Over the next few days, I watched him. I watched him bring Kamila the best parts of the bird's nest soup he'd had flown in from Hong Kong, while I got the broth. I watched him kneel by her bed, his hand pressed gently to her stomach, his face lit with wonder as he waited to feel the baby kick. I watched him, through my half-closed eyelids, sneak into her room late at night after he thought I was asleep.

I heard him on the phone, introducing her to a business associate as "my wife, Kamila."

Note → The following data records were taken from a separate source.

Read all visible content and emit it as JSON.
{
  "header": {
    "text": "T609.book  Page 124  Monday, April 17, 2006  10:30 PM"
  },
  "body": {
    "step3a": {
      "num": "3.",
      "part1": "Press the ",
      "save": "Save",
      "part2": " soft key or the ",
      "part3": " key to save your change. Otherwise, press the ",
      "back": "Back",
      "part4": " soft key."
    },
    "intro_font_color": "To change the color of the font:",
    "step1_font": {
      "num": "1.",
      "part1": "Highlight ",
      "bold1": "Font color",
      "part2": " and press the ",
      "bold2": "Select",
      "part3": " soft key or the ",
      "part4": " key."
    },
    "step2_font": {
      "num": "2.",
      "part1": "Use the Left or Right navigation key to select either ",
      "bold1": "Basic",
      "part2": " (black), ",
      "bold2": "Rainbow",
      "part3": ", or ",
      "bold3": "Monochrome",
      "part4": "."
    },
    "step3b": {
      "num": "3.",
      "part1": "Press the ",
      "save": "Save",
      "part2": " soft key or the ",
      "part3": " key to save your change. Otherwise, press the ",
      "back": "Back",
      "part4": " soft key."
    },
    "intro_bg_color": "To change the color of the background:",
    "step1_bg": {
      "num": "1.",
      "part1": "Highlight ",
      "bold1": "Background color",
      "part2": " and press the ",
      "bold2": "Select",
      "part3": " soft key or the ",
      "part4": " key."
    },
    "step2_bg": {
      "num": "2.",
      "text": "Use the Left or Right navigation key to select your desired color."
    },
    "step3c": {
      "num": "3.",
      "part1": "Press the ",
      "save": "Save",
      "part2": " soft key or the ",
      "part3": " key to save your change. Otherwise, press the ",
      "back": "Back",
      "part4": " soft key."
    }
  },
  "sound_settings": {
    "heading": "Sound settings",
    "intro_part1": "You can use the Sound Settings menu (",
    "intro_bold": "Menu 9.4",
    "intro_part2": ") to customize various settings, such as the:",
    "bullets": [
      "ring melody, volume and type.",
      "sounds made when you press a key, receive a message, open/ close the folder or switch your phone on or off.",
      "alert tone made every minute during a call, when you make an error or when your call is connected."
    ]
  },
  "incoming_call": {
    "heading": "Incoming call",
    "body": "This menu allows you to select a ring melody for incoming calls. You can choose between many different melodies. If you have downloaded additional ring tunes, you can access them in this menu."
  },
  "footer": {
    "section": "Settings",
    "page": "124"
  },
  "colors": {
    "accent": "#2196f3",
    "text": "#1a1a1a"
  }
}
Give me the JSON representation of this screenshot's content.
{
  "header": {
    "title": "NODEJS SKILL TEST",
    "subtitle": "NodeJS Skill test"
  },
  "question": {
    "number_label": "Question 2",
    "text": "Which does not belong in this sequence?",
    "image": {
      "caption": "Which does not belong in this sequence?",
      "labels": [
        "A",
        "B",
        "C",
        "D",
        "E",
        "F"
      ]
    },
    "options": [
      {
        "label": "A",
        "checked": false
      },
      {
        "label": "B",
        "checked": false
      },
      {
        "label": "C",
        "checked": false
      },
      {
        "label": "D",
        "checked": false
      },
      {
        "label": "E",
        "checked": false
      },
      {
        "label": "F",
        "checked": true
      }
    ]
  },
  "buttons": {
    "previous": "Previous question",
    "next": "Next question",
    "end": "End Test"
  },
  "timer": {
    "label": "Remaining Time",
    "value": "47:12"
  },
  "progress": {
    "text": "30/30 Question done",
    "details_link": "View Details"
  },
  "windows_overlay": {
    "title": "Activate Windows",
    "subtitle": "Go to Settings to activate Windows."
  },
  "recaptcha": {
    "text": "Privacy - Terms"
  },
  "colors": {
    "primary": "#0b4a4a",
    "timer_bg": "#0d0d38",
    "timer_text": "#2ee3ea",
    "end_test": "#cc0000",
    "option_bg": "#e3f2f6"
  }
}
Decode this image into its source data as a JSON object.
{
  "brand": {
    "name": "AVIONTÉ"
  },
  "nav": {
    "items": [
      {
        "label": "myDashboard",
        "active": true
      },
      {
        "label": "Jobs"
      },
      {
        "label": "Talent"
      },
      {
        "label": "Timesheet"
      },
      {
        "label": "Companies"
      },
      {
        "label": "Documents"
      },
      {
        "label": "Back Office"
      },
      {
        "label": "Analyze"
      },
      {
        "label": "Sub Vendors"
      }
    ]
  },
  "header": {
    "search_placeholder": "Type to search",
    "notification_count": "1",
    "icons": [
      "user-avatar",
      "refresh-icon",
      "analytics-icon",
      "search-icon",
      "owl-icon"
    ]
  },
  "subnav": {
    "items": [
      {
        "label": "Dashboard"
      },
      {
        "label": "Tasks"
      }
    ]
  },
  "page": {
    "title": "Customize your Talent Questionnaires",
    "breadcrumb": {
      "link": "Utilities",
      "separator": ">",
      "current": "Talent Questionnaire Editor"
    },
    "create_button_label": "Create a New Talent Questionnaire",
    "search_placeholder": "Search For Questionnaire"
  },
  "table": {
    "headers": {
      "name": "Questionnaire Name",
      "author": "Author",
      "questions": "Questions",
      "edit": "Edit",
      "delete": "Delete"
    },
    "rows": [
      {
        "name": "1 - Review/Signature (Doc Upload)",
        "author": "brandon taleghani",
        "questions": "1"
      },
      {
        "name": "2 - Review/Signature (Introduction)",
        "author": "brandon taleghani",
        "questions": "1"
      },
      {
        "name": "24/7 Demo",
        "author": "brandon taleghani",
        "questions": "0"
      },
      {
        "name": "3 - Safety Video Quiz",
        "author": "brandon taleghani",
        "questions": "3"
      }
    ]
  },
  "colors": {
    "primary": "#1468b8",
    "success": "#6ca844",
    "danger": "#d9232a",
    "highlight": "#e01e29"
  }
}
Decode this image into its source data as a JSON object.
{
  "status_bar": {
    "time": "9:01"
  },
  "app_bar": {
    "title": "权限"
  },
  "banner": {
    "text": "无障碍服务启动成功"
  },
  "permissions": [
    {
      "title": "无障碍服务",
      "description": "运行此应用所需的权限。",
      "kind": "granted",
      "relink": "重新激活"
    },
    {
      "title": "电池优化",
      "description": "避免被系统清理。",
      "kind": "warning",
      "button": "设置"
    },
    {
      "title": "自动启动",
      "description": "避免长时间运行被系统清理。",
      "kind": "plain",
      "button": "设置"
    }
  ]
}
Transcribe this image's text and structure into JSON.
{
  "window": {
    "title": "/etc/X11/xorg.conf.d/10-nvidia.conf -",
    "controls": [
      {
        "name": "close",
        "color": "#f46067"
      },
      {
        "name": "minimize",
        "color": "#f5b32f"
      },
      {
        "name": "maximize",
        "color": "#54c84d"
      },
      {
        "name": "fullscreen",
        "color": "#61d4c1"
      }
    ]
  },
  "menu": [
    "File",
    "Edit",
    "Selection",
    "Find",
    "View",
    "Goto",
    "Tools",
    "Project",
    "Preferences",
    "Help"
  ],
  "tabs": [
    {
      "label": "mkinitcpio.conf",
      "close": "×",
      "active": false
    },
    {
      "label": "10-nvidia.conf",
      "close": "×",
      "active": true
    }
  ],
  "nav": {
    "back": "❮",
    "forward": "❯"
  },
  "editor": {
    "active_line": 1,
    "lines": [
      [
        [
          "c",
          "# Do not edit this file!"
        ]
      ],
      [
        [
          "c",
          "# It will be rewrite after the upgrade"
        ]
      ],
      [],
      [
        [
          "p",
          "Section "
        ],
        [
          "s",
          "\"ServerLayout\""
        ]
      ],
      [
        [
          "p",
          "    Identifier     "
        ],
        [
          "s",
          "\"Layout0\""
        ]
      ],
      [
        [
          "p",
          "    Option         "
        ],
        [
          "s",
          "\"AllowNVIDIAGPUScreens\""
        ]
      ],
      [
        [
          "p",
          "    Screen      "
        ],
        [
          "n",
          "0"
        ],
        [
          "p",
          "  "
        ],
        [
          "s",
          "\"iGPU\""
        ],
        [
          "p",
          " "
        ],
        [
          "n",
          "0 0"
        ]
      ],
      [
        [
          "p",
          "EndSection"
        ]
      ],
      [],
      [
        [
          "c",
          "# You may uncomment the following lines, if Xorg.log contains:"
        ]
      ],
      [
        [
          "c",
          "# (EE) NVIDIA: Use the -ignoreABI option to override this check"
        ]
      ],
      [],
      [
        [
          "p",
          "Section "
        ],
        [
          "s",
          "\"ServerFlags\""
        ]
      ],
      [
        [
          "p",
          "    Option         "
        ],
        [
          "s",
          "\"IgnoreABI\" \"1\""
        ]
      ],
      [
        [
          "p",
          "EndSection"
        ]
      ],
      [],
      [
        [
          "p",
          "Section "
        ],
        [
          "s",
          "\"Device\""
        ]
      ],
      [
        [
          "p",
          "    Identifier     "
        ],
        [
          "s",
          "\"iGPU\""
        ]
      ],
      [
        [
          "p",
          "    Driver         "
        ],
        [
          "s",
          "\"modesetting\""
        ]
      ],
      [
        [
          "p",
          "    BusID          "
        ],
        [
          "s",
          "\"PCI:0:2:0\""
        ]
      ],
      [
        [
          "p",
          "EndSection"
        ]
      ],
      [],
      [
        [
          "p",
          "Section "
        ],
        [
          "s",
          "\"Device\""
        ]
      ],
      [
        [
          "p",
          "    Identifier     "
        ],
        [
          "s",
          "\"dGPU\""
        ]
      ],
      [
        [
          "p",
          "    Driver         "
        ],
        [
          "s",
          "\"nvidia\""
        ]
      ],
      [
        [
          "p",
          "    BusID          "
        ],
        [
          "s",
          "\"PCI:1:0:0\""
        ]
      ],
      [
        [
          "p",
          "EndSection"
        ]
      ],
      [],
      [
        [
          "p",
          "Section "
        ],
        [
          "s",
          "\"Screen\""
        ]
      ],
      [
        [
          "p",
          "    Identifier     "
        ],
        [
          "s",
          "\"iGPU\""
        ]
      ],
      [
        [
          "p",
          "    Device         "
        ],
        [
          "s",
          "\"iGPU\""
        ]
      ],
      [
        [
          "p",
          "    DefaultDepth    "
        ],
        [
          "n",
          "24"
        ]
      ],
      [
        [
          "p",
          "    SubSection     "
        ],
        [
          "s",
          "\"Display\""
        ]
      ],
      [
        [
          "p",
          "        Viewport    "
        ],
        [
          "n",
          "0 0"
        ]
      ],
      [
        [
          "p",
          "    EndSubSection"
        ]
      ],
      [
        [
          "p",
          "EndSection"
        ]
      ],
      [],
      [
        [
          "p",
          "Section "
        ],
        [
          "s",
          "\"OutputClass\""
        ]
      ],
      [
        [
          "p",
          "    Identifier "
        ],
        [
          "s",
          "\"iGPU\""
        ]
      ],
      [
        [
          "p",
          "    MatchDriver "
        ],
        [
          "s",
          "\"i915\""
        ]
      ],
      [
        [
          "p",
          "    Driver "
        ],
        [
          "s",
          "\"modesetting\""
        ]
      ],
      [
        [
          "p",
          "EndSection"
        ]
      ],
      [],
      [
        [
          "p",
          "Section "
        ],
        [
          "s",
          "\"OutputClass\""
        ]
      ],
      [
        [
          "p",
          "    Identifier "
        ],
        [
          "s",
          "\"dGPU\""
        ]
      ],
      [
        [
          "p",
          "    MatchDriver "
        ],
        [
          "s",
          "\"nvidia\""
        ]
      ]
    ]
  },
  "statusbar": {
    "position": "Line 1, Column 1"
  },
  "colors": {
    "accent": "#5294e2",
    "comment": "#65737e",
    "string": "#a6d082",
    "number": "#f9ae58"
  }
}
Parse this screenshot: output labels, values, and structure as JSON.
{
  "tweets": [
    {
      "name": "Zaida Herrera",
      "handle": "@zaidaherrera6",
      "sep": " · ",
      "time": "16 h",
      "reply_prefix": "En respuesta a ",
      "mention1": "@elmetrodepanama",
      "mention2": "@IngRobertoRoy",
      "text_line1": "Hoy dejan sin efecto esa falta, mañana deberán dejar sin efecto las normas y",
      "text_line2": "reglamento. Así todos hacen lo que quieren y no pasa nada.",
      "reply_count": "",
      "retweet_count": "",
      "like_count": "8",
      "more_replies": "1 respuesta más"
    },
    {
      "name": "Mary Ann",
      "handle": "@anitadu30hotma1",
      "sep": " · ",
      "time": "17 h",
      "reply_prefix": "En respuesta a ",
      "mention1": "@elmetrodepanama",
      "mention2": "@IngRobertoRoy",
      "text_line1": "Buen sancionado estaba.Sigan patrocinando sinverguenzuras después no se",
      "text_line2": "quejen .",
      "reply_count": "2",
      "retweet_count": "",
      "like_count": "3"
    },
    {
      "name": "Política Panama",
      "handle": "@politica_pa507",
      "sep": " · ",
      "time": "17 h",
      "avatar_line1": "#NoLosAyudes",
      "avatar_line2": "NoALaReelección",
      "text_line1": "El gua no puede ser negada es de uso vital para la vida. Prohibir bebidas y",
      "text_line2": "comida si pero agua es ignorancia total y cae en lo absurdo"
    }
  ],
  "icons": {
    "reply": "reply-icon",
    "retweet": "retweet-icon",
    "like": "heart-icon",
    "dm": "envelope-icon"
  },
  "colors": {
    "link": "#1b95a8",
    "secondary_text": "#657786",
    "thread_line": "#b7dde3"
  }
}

And I did nothing. I didn't cry. I didn't scream. I just watched, and I waited. The woman he thought I was would have been hysterical, would have thrown things, would have demanded answers. But that woman was dead. The person who is truly determined to leave doesn't waste time on goodbyes.

When he was out of the room, I used a burner phone Dario' s people had smuggled to me.

"How much longer?" I whispered.

"Two days," the voice on the other end replied. "Your new passport and identity are almost ready. We have a flight booked out of a private airfield."

A smile, the first genuine smile in what felt like a lifetime, touched my lips. It was a strange, foreign feeling.

Jaxon walked in at that exact moment, his own smile faltering as he saw mine. "What are you so happy about?" he asked, a flicker of suspicion in his eyes.

"Just thinking of something funny," I said, my face reverting to its placid, blind mask.

He tried to kiss me, but I turned my head at the last second, his lips grazing my cheek. A flash of irritation crossed his face, but it was gone as quickly as it came.

"The doctors say you're well enough to go home," he said, his tone brisk. He pressed a kiss to my forehead, a cold, dry gesture. "Let's go home, Ila."

On the drive back to the villa-our castle, our prison-he kept glancing at me in the rearview mirror. I felt his eyes on me, searching, questioning. He knew something was different, but he couldn't put his finger on it.

"Jaxon, watch out!" Kamila shrieked from the passenger seat.

I looked up. A large truck, its headlights off, was hurtling towards us from a side road, barreling straight for my side of the car. There was no time to react.

The world exploded in a symphony of screeching tires, shattering glass, and the brutal, deafening crunch of metal. The car was thrown into the air, flipping over and over, before a final, violent impact sent us into darkness.